The Nigerian Federal government has removed right-of-way charges (RoW) for telcos to lay fibre-optic cables on federal highways around the country. This is part of ongoing reforms by the government to boost Internet connectivity.
Nigeria’s Federal Ministry of Communications announced this on Thursday, August 20, 2020, dubbing it a government palliative measure to mitigate the effects of COVID-19 on businesses.
Note that the Federal government’s standard amount to lay fibre-optic cables is ₦145 per linear metre, so a total waiver should greatly reduce the burden in terms of capital expenditure when installing Internet infrastructure.
Recall that the pandemic and the ensuing lockdown brought a lot of people online (2.5 million subscribers in the case of Nigeria) and telcos had to double down on improving the quality of Internet services.
However, the cost of RoW has not been much of an issue at the federal level.
RoW charges within different Nigerian states remain irregular.
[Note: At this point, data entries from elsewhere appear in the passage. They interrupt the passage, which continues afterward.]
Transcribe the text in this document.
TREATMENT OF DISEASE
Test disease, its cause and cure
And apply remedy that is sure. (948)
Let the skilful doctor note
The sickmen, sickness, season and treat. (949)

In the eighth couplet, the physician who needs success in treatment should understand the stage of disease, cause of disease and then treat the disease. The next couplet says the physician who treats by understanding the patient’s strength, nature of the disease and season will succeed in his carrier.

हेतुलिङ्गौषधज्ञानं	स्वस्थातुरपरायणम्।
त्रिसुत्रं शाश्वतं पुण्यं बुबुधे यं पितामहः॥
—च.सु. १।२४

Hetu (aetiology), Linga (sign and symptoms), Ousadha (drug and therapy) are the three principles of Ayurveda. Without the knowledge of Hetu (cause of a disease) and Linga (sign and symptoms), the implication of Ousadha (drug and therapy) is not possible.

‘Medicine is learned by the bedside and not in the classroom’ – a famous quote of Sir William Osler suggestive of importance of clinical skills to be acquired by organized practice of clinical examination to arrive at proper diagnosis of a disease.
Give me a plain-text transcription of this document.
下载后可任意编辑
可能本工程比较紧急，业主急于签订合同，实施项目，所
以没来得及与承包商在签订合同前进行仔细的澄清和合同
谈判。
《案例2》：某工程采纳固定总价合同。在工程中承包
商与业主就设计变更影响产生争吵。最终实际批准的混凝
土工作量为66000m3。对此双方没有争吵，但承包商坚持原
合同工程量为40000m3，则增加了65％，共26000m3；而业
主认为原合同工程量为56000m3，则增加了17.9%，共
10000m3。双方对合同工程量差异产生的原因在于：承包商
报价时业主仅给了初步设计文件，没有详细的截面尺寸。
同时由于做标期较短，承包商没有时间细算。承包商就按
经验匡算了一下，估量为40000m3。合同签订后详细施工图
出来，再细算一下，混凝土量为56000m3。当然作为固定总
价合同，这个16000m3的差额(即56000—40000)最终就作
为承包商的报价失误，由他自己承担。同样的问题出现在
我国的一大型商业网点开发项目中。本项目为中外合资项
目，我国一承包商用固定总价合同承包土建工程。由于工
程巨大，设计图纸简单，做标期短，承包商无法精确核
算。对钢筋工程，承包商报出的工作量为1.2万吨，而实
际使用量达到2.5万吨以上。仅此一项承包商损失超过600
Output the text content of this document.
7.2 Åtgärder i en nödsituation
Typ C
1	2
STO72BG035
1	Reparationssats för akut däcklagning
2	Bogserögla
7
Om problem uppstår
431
Some typically charge as high as ₦6000 per linear metre, others charge the federally approved rate, while a few have completely waived the fees for telcos looking to install Internet infrastructure.
While the presence of more fibre-optic cables would greatly improve the quality of Internet services, irregular charges from different state governments might prove a serious bottleneck in improving the quality of Internet services.
Gbolahan Awonuga, Secretary for Association for Licenced telecommunication operators of Nigeria (ALTON), avers that Lagos being the landing port for the subsea cables has a great advantage, but the same can not be said of companies in the hinterland.
He explains that along the highways, the fibre cables from Lagos connect to Ibadan, and from Ibadan to Illorin and a number of other cities. But the major problem is getting those cables to pass through state roads.
“Fibre cables are much cheaper than the current radio technology in widespread use today, and the quality of service is much higher,” he says.
Though a few states have slashed RoW charges, a lot more needs to be done, in order to boost Internet connectivity in Africa’s largest economy.